Many websites depend on one-time password (OTP) verification to fight fraud and ensure contactability in their account sign-up workflows. More sophisticated platforms may use static metadata about phones, such as line type, to block bad actors. Fraudsters have found new ways to acquire more standard phone numbers where static information looks like a real phone number. These phone numbers are usually shared, thus the only way to catch the fraudsters is to examine the phone number’s usage across many websites.
ACME’s new digital promotion, for example, gives each new user a $20 gift card. ACME requires the new user to verify their phone number and email address with OTP. But ACME is advanced and even checks the line type of the phone. Non-fixed VOIP phone numbers, for example, can be spun up in minutes without requiring any sort of user verification. ACME has seen abuse associated with this type of phone number in the past, so the $20 gift card will not be rewarded to users who register with a non-fixed VOIP. One point for ACME.
When Rules Work
A fraudster sees this generous offer and creates accounts with fake identities to get several gift cards.
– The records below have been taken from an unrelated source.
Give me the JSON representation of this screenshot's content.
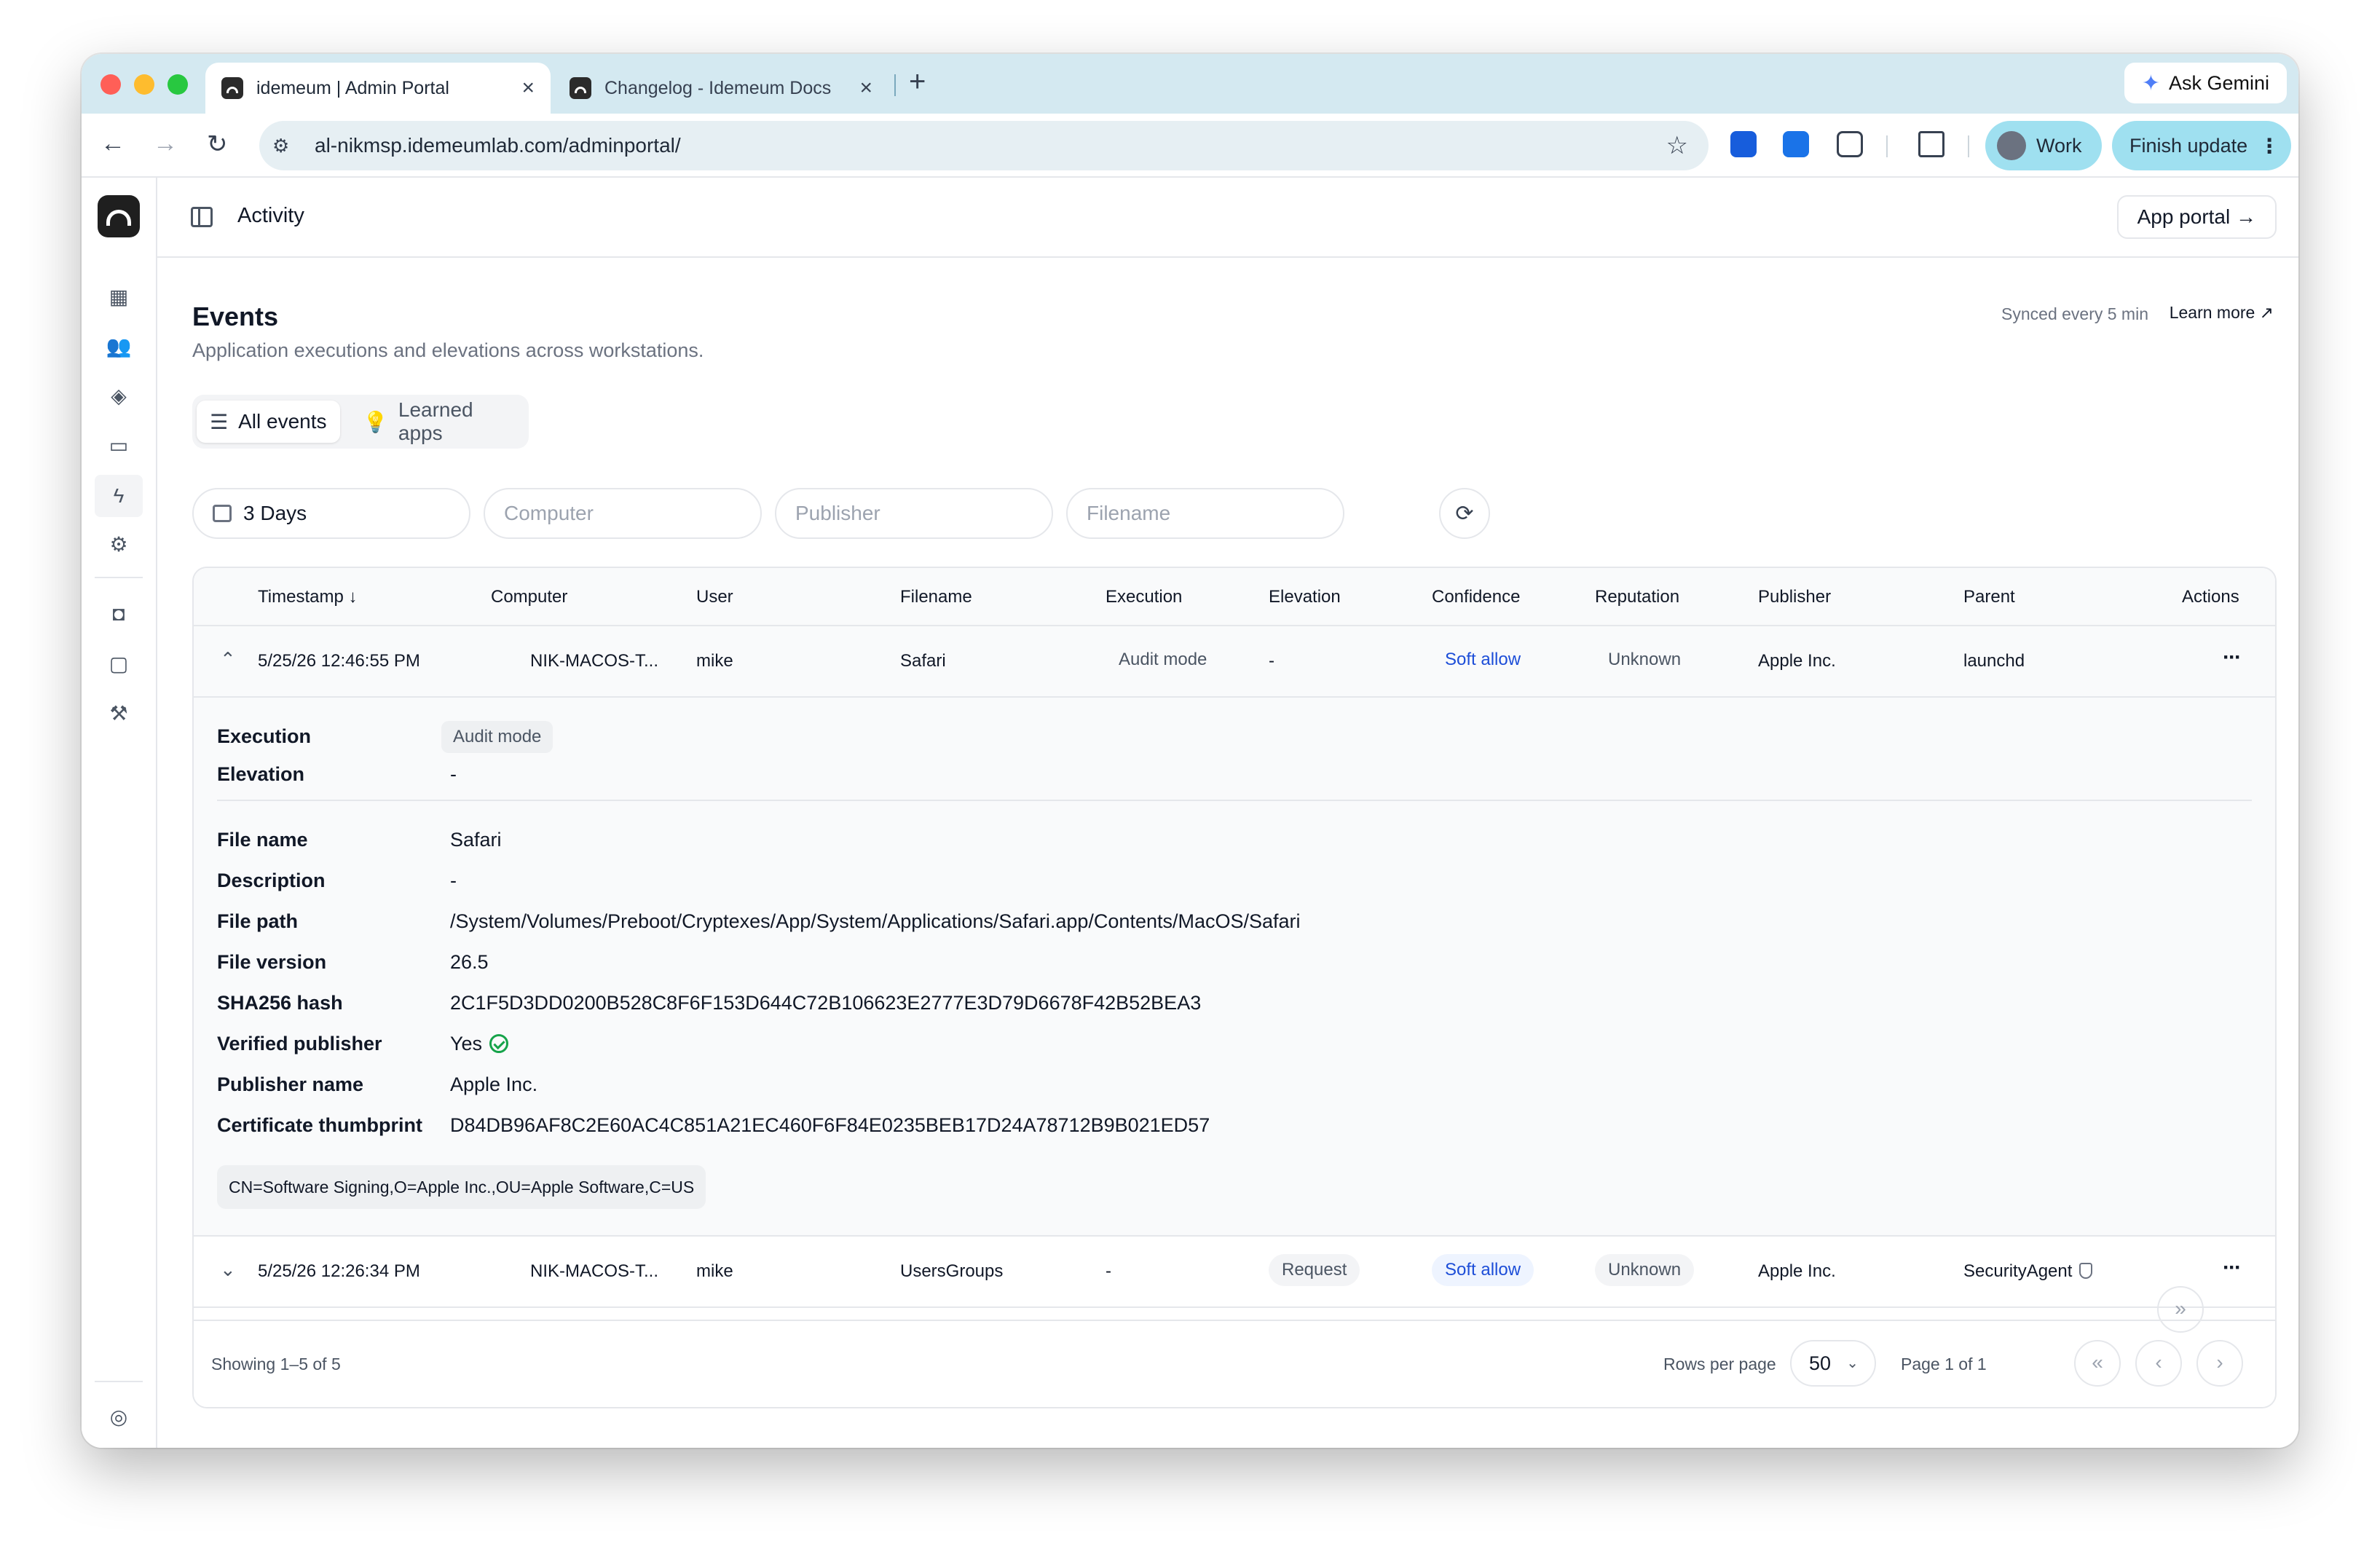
{
  "browser": {
    "tabs": [
      {
        "title": "idemeum | Admin Portal",
        "close": "×"
      },
      {
        "title": "Changelog - Idemeum Docs",
        "close": "×"
      }
    ],
    "new_tab": "+",
    "ask_gemini": "Ask Gemini",
    "url": "al-nikmsp.idemeumlab.com/adminportal/",
    "profile": "Work",
    "finish_update": "Finish update"
  },
  "topbar": {
    "breadcrumb": "Activity",
    "app_portal": "App portal →"
  },
  "header": {
    "title": "Events",
    "subtitle": "Application executions and elevations across workstations.",
    "synced": "Synced every 5 min",
    "learn_more": "Learn more ↗"
  },
  "segments": {
    "all_events": "All events",
    "learned_apps": "Learned apps"
  },
  "filters": {
    "date": "3 Days",
    "computer_placeholder": "Computer",
    "publisher_placeholder": "Publisher",
    "filename_placeholder": "Filename"
  },
  "table": {
    "columns": [
      "Timestamp ↓",
      "Computer",
      "User",
      "Filename",
      "Execution",
      "Elevation",
      "Confidence",
      "Reputation",
      "Publisher",
      "Parent",
      "Actions"
    ],
    "rows": [
      {
        "timestamp": "5/25/26 12:46:55 PM",
        "computer": "NIK-MACOS-T...",
        "user": "mike",
        "filename": "Safari",
        "execution": "Audit mode",
        "elevation": "-",
        "confidence": "Soft allow",
        "reputation": "Unknown",
        "publisher": "Apple Inc.",
        "parent": "launchd",
        "actions": "···"
      },
      {
        "timestamp": "5/25/26 12:26:34 PM",
        "computer": "NIK-MACOS-T...",
        "user": "mike",
        "filename": "UsersGroups",
        "execution": "-",
        "elevation": "Request",
        "confidence": "Soft allow",
        "reputation": "Unknown",
        "publisher": "Apple Inc.",
        "parent": "SecurityAgent",
        "actions": "···"
      }
    ],
    "details": {
      "execution_label": "Execution",
      "execution_value": "Audit mode",
      "elevation_label": "Elevation",
      "elevation_value": "-",
      "file_name_label": "File name",
      "file_name_value": "Safari",
      "description_label": "Description",
      "description_value": "-",
      "file_path_label": "File path",
      "file_path_value": "/System/Volumes/Preboot/Cryptexes/App/System/Applications/Safari.app/Contents/MacOS/Safari",
      "file_version_label": "File version",
      "file_version_value": "26.5",
      "sha_label": "SHA256 hash",
      "sha_value": "2C1F5D3DD0200B528C8F6F153D644C72B106623E2777E3D79D6678F42B52BEA3",
      "verified_label": "Verified publisher",
      "verified_value": "Yes",
      "publisher_name_label": "Publisher name",
      "publisher_name_value": "Apple Inc.",
      "thumbprint_label": "Certificate thumbprint",
      "thumbprint_value": "D84DB96AF8C2E60AC4C851A21EC460F6F84E0235BEB17D24A78712B9B021ED57",
      "subject": "CN=Software Signing,O=Apple Inc.,OU=Apple Software,C=US"
    },
    "footer": {
      "showing": "Showing 1–5 of 5",
      "rows_per_page_label": "Rows per page",
      "rows_per_page_value": "50",
      "page_of": "Page 1 of 1"
    }
  },
  "colors": {
    "tabstrip": "#d4e9f1",
    "accent_pill": "#9fe0f0",
    "soft_allow_text": "#1d4ed8",
    "verified_check": "#16a34a"
  }
}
On the first try, the fraudster sets up an account using a TextNow phone number but notices he is not awarded the gift card. One point for ACME.
The Fraudster Finds a Leak
The fraudster tries again. He Googles, “how to receive text verification for free” and find an article listing several sites that do just that. He visits https://sms-online.co/ and uses one of the numbers published. The fraudster can’t send messages but can receive one-time passcodes, and more so, these numbers are registered to a big four carrier. He grabs one of the numbers, sets up an account, and is rewarded with a $20 gift card. One point for the fraudster.
The fraudster looks for more of these sites and replicates, getting hundreds of dollars in free promos. One hundred points for the fraudster.
Missing the Fraud
The site that the fraudster used actually buys sim cards, registers numbers, and attaches them to a modem. The owner of the website publishes the messages received on the phone. Because it’s a mobile number, it gets through the “phone line type” filter that is popular among Ekata’s customer base. A blacklist could work, but would be outdated quickly, and it turns out many of these websites remove phone numbers after 30 days.
How to Stop the Fraud
Ekata is uniquely positioned to catch this type of fraud. The bad news for fraudsters is that these numbers are shared, so they are very likely to hit the Ekata Identity Network several times in a short period with many different digital identities.
Ekata identified this trend, took the time to gather several hundred phone numbers from many different websites and observed how these phone numbers behaved in the network. We saw that when a phone number appeared on the website, it began showing up in the Ekata Identity Network several times per day, but always with different identity combinations. The Network Score immediately jumped higher.
If ACME had written a rule around Network Score, it would have captured 88% of all the attempted fraud, but only impacted 2% of the new sign-ups. Furthermore, there are likely other Network Signals that might be useful, should they be surfaced, to catch this type of fraud.